Master Service founder sells company to start criminal justice reform foundation

Master Service Companies owner Josh Smith has sold his company and will use the profits to create a foundation that will fund criminal justice reform initiatives. 

Its headquarters will remain in Knoxville, Smith said. 

“I have had 100% peace the whole time,” Smith said. “I tell you, I’ve gotten emotional multiple times through it, but it’s only because of the amount of money now that’s going into this foundation.”

Transforming criminal justice culture

Master Services’ Josh Smith chats with Office Support Specialist Cathy Benn on Aug. 26, 2019.

Smith’s yet-to-be-named foundation will invest millions of dollars in changing the culture of criminal justice from one of incarceration to transformation. 

“Right now, people going to prison, they don’t come out to society better, generally, they come out worse,” he said. “Because we have this incarceration penalty, make-them-pay mindset, right? Well, the problem is we’re literally hitting our own self with the stick that we’re trying to hit them with. Because now they’re getting back out, the recidivism rate is really high, and we’re not doing well by society by doing that.”

Smith endured abandonment and abuse in his childhood, was removed from his home at age 12 and was jailed for the first time at age 16. He quit school in 10th grade and at age 21 spent five years in a federal prison camp on drug-related charges.

After being released from prison more than 15 years ago, Smith began giving back by volunteering in prisons in the U.S. and in Costa Rica, Panama and Nicaragua. He founded the business in 2008.

In June 2019, he was named to Gov. Bill Lee’s Tennessee Criminal Justice Investment Task Force, created to address the criminal justice system, public safety and reentry. He also mentors a group of men who have served time in prison.

Smith hopes to fund training, workforce development and reentry programs through the foundation.

“How do we help someone return to society better than from when they were locked up,” Smith said, “so they can learn what ever it was about life that they didn’t learn before?”

More jobs in Knoxville

Master Service Companies on at 6226 Clinton Highway on Monday, August 26, 2019.

Founded in 1990, Contractor Nation is an international membership organization that offers training, entrepreneurship resources and patented equipment for contractors, including Master Service Companies.

The company employs more than 200 people and has 350 authorized dealers in the U.S. and Canada. 

“Master Service Companies has grown steadily year over year and has been able to develop training and operational processes that are among the most effective in our industry,” Janesky said in a press release.

Janesky said he plans to continue growing Master Service’s market share and hire more employees.

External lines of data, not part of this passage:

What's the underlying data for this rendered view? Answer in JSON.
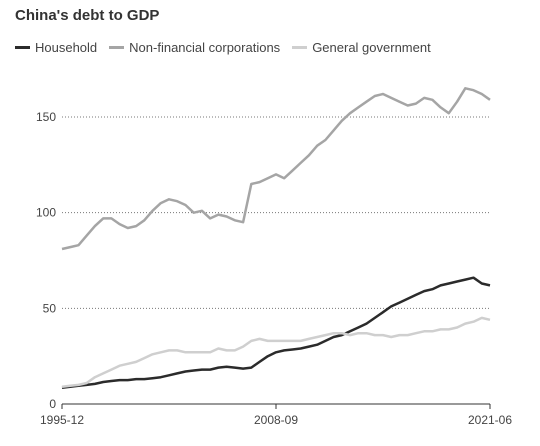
{
  "chart_data": {
    "type": "line",
    "title": "China's debt to GDP",
    "xlabel": "",
    "ylabel": "",
    "x": [
      "1995-12",
      "1996-06",
      "1996-12",
      "1997-06",
      "1997-12",
      "1998-06",
      "1998-12",
      "1999-06",
      "1999-12",
      "2000-06",
      "2000-12",
      "2001-06",
      "2001-12",
      "2002-06",
      "2002-12",
      "2003-06",
      "2003-12",
      "2004-06",
      "2004-12",
      "2005-06",
      "2005-12",
      "2006-06",
      "2006-12",
      "2007-06",
      "2007-12",
      "2008-06",
      "2008-09",
      "2008-12",
      "2009-06",
      "2009-12",
      "2010-06",
      "2010-12",
      "2011-06",
      "2011-12",
      "2012-06",
      "2012-12",
      "2013-06",
      "2013-12",
      "2014-06",
      "2014-12",
      "2015-06",
      "2015-12",
      "2016-06",
      "2016-12",
      "2017-06",
      "2017-12",
      "2018-06",
      "2018-12",
      "2019-06",
      "2019-12",
      "2020-06",
      "2020-12",
      "2021-06"
    ],
    "x_ticks": [
      "1995-12",
      "2008-09",
      "2021-06"
    ],
    "y_ticks": [
      0,
      50,
      100,
      150
    ],
    "ylim": [
      0,
      170
    ],
    "grid": true,
    "legend_position": "top-left",
    "series": [
      {
        "name": "Household",
        "color": "#2b2b2b",
        "values": [
          8.5,
          9,
          9.5,
          10,
          10.5,
          11.5,
          12,
          12.5,
          12.5,
          13,
          13,
          13.5,
          14,
          15,
          16,
          17,
          17.5,
          18,
          18,
          19,
          19.5,
          19,
          18.5,
          19,
          22,
          25,
          27,
          28,
          28.5,
          29,
          30,
          31,
          33,
          35,
          36,
          38,
          40,
          42,
          45,
          48,
          51,
          53,
          55,
          57,
          59,
          60,
          62,
          63,
          64,
          65,
          66,
          63,
          62
        ]
      },
      {
        "name": "Non-financial corporations",
        "color": "#a5a5a5",
        "values": [
          81,
          82,
          83,
          88,
          93,
          97,
          97,
          94,
          92,
          93,
          96,
          101,
          105,
          107,
          106,
          104,
          100,
          101,
          97,
          99,
          98,
          96,
          95,
          115,
          116,
          118,
          120,
          118,
          122,
          126,
          130,
          135,
          138,
          143,
          148,
          152,
          155,
          158,
          161,
          162,
          160,
          158,
          156,
          157,
          160,
          159,
          155,
          152,
          158,
          165,
          164,
          162,
          159
        ]
      },
      {
        "name": "General government",
        "color": "#cfcfcf",
        "values": [
          9,
          9.5,
          10,
          11,
          14,
          16,
          18,
          20,
          21,
          22,
          24,
          26,
          27,
          28,
          28,
          27,
          27,
          27,
          27,
          29,
          28,
          28,
          30,
          33,
          34,
          33,
          33,
          33,
          33,
          33,
          34,
          35,
          36,
          37,
          37,
          36,
          37,
          37,
          36,
          36,
          35,
          36,
          36,
          37,
          38,
          38,
          39,
          39,
          40,
          42,
          43,
          45,
          44
        ]
      }
    ]
  }
}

“When I reflect on the most important inspirations for helping me grow this company, I think of my first interaction with Larry Janesky and the team at Contractor Nation,” Smith said in a press release. “I had no business experience, only the desire to work hard and the willingness to follow a process. The training I received was instrumental in my ability to grow Master Service Companies, and I know Larry is the right person to take the company to the next level.”

Giving it all away

Master Service Companies receives their award for being a top small company workplace at the News Sentinel’s 2018 Top Work Places awards ceremony at the Foundry in World’s Fair Park Tuesday, June 19, 2018.

Smith said he was inspired by “Giving It All Away,” written by Hobby Lobby founder David Green, in which Green advocates for founders to commit to a salary and use business profits for philanthropic good. 

After reading it, Smith said he personally committed to a salary and a maximum net worth. 

“It captivated me,” Smith said. “I had never planned on being somewhere where I had this kind of money. Now that I’ve got my home and I’ve got other things, what else can I buy?”

For years, Smith shied away from sharing his personal story for fear it would hurt his business or his employees. 

“I’m going to be able to work in an area and use my voice in a way that I have not been able to before, because I didn’t feel like I could build my business doing that,” he said. “And now nobody can hold it against me.”